Un passaggio della strategia difensiva che, per mezzo del ricorso al giudizio abbreviato, in caso di condanna porterà Fragione ad uno sconto di pena pari a un terzo. E, quindi, a evitare verosimilmente lo spauracchio rappresentato dall’ergastolo. Finora tutt’altro che teorico, soprattutto in considerazione delle aggravanti che pendono sul capo del 34enne. Ben quattro, dai futili motivi alla particolare crudeltà, passando per la premeditazione e l’anziana età della vittima. I cui congiunti più stretti, la moglie Alessandrina Trani e i figli, assistiti dall’avvocato Virginio Palazzo, ieri si sono costituiti parte civile. In aula era presente anche Fragione, in alcuni frangenti scoppiato in lacrime.

Teatro del delitto di quel parente che lo aveva visto crescere, l’appartamento fondano della famiglia Zuena, al civico 207 di via Madonna delle Grazie. Sparito dalla circolazione da giorni, tanto che la famiglia ne aveva denunciato la scomparsa ai carabinieri, Fragione, muratore con problemi di tossicodipendenza residente tra Itri e Fondi, era partito da Napoli in treno, rimanendo poi bloccato a Formia per uno sciopero, ma proseguendo comunque il suo tragitto verso la Piana in taxi. Aveva fatto attendere l’autista in strada, era andato in un bar reperendo con una scusa un lungo coltello, di seguito aveva citofonato al 79enne prozio, al quale doveva anche dei soldi, 450 euro. Da lì, nell’arco di pochi minuti, un vero e proprio massacro. Sangue seguito dalla fuga, con l’arma del delitto ancora addosso, sullo stesso taxi che lo aveva accompagnato sul posto. Una morte a domicilio. Con la vittima, in quei momenti sola in casa, che a margine è stata derubata di monili in oro e circa mille euro in contanti.

Soldi andati in fumo quasi subito. In parte per pagare l’ignaro tassista, in parte per acquistare droga a Napoli, dove Fragione aveva tentato di rifugiarsi.
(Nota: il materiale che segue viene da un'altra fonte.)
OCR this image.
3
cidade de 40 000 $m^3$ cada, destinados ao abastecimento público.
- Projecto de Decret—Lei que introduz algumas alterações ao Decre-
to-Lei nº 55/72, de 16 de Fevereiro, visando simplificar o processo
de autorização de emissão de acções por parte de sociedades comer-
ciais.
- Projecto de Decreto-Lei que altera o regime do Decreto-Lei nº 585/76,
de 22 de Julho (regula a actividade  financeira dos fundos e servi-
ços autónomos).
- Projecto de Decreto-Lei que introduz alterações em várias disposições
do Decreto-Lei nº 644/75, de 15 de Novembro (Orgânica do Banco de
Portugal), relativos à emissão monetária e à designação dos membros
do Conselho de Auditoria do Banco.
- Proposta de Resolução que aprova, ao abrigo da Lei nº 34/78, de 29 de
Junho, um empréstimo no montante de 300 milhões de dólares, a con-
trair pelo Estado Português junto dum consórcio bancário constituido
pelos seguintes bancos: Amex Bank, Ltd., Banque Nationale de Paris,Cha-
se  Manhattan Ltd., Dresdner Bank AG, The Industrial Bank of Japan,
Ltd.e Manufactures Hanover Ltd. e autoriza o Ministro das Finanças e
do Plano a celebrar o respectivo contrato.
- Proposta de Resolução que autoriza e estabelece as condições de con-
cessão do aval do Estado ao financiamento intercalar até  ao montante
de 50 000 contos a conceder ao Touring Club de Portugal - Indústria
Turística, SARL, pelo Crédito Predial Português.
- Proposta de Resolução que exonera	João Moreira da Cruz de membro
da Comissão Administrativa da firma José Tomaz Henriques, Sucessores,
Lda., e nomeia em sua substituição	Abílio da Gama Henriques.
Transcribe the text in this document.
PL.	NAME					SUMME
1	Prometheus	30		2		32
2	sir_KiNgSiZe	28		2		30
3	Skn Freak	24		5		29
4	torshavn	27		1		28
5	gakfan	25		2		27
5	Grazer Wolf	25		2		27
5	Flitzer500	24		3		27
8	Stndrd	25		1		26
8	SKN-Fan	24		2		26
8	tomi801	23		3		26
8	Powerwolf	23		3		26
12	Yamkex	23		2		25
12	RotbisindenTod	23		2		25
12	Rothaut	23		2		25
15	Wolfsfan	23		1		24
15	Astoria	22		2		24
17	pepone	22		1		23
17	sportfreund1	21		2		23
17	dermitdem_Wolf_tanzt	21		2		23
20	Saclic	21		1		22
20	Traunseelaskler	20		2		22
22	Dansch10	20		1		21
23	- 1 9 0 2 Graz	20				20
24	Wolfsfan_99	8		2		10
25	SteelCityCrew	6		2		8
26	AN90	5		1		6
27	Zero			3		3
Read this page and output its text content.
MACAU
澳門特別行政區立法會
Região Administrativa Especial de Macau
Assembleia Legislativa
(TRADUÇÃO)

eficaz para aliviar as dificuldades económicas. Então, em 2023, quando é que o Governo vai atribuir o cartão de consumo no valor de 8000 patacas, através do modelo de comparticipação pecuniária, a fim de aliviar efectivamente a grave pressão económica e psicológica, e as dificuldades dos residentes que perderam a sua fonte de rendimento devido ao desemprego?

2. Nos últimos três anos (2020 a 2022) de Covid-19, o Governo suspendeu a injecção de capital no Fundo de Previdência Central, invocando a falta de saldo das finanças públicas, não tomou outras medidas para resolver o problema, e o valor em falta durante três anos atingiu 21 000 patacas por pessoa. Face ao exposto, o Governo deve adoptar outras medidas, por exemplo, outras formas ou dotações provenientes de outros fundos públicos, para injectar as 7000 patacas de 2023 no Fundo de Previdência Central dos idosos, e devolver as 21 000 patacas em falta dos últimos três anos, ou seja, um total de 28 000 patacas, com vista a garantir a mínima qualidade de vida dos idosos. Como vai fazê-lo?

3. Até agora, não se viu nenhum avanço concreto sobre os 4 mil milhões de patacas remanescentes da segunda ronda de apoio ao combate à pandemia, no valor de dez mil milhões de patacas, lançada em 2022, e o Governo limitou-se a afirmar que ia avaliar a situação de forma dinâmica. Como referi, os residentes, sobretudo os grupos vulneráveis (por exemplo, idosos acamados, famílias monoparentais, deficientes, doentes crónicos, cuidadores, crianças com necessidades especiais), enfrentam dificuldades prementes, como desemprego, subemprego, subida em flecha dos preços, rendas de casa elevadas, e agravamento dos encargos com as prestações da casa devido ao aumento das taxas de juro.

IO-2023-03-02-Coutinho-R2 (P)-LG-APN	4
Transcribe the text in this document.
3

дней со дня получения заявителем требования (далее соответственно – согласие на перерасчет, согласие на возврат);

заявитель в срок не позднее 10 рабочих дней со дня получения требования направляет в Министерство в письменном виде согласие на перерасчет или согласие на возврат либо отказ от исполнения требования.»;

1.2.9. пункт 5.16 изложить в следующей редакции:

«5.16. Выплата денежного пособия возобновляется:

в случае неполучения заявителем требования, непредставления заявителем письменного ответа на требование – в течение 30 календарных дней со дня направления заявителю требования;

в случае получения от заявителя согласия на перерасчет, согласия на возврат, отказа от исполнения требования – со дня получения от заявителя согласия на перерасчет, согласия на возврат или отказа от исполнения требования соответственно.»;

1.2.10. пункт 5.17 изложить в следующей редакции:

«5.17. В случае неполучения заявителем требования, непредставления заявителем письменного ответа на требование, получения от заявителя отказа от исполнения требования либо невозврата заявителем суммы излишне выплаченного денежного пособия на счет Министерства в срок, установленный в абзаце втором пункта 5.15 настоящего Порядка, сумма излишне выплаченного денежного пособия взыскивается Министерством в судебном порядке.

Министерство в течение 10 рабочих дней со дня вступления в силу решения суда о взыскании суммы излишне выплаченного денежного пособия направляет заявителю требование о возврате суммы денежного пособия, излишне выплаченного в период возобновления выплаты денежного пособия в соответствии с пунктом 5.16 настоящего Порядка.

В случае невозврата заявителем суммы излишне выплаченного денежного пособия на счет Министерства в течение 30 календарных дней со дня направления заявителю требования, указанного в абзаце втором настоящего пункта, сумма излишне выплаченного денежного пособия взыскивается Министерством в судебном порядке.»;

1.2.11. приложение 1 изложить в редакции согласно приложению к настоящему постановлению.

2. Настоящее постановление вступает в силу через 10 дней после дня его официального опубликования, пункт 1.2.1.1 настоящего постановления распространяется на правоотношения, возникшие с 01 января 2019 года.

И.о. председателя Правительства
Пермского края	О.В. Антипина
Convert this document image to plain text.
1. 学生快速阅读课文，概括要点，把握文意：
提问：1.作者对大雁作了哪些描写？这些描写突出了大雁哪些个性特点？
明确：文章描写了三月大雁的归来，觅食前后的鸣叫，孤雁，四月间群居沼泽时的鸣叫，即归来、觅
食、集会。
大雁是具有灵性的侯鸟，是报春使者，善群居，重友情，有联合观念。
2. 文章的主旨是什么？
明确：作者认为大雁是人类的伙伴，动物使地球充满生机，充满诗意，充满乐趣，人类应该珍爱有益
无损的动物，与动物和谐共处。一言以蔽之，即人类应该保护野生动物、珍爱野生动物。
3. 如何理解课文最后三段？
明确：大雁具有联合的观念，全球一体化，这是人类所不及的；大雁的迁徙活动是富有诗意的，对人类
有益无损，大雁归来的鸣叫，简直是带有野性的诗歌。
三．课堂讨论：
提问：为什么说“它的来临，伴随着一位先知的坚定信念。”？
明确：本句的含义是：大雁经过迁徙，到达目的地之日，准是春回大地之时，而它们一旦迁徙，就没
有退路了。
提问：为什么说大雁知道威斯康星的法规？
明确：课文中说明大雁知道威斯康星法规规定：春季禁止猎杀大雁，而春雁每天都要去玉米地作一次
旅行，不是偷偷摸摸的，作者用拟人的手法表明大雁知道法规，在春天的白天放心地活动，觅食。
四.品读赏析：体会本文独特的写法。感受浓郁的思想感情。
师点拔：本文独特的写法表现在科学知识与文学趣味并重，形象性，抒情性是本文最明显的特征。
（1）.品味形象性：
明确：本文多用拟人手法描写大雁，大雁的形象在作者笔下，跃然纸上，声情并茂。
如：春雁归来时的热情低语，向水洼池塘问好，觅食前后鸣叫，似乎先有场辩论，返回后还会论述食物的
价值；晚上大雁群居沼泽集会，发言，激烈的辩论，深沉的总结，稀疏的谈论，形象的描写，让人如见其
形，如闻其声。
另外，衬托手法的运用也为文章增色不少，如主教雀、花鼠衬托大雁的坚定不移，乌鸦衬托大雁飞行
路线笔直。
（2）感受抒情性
Venendo infine arrestato dalla polizia il 18 marzo presso la stazione centrale partenopea, per confessare a stretto giro. Un omicidio pluriaggravato che la difesa dell’imputato ormai prossimo al giudizio, in cura prima al Sert di Terracina e ora in carico a quello di Napoli, punta a mettere in relazione all’abuso di droghe: l’avvocato Peppe è intenzionato a puntare su una capacità di intendere e di volere del 34enne presumibilmente offuscata, al momento del delitto, dall’effetto di sostanze stupefacenti.